Author(s): Kon Koh K, Yeal Ahn J, Hwan Han S, Kyu Jin D, Sik Kim H, Cheon Lee K, Kyun Shin E, Sakuma I

Affiliation(s): Department of Cardiology, Gil Heart Center, Gachon Medical School, 1198 Kuwol-dong, Namdong-gu, Incheon 405-760, Republic of Korea. Kwang@ghil.com

Publication date & source: 2004-06, Atherosclerosis., 174(2):379-83.
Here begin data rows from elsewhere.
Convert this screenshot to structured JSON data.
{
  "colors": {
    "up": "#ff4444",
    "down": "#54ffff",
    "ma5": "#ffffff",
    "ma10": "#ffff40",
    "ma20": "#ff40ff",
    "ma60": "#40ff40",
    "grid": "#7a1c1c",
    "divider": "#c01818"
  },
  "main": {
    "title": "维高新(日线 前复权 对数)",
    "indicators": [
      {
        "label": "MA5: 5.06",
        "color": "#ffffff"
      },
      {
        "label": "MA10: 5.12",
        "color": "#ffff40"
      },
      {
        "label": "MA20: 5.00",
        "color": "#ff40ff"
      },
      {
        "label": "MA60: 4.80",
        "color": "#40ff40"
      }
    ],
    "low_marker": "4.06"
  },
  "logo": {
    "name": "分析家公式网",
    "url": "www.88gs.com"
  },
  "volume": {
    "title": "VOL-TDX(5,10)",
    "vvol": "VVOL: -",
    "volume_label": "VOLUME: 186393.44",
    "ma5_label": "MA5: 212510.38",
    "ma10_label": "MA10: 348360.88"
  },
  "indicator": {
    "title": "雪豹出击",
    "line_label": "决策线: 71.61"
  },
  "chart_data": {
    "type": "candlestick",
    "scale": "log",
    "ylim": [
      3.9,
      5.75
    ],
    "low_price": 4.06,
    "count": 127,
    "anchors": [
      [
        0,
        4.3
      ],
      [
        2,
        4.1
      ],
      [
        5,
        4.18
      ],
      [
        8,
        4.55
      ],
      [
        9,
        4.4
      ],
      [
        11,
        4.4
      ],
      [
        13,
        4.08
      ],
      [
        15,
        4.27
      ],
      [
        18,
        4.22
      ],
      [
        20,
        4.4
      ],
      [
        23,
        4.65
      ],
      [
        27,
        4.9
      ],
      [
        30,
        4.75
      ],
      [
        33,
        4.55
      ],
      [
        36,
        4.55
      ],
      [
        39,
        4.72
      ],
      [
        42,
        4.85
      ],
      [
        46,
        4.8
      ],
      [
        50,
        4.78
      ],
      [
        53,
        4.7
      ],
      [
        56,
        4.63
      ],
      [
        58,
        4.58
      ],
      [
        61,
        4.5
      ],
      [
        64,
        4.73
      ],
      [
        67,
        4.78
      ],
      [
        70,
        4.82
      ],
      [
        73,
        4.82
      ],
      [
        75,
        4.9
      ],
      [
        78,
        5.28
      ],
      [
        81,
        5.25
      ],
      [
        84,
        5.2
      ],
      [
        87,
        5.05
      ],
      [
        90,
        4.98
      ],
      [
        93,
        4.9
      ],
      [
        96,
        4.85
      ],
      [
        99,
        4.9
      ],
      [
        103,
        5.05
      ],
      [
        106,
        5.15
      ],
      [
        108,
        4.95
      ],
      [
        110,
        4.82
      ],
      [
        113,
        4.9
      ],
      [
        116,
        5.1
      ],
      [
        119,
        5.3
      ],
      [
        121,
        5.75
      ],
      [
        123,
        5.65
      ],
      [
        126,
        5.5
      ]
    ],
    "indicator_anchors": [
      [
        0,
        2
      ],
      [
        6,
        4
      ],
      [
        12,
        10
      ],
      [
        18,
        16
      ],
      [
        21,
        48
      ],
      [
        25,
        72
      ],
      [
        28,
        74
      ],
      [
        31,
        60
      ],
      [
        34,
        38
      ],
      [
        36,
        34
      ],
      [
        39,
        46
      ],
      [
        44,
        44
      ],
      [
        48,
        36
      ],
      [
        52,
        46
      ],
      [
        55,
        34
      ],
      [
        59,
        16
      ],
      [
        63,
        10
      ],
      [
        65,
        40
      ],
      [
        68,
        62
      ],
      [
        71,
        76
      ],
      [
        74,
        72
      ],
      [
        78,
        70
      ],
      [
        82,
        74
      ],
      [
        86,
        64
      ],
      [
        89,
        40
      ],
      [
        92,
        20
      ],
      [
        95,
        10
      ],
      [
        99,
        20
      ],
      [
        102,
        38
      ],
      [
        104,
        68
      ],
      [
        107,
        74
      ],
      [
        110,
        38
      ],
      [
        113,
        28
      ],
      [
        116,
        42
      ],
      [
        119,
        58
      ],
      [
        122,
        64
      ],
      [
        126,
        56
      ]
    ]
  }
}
Publication type: Clinical Trial; Randomized Controlled Trial

We investigated the effects of fenofibrate, peroxisome proliferator-activated receptors (PPARs) agonist, on endothelial function in patients with hypertriglyceridemia. We administered placebo or fenofibrate 200 mg daily to 25 patients with hypertriglyceridemia for 8 weeks. This study was randomized, double-blind, placebo-controlled, crossover in design. Compared with placebo, fenofibrate significantly changed lipoprotein levels including non-HDL cholesterol and significantly improved the percent flow-mediated dilator response to hyperemia by 13 +/- 6% (P < 0.001) and lowered plasma levels of tumor necrosis factor-alpha by 13 +/- 3% (P < 0.001). Fenofibrate reduced fibrinogen and plasminogen activator inhibitor type 1 antigen levels by 17 +/- 3 and 10 +/- 3%, respectively (P < 0.001 and P = 0.014, respectively). However, fenofibrate did not significantly change plasma levels of nitrate, malondialdehyde, tissue factor activity, and serological markers of plaque stabilization. Fenofibrate significantly changed lipoprotein levels and improved the percent flow-mediated dilator response to hyperemia as well as lowered levels of tumor necrosis factor-alpha (TNF-alpha), fibrinogen, and plasminogen activator inhibitor type 1 antigen.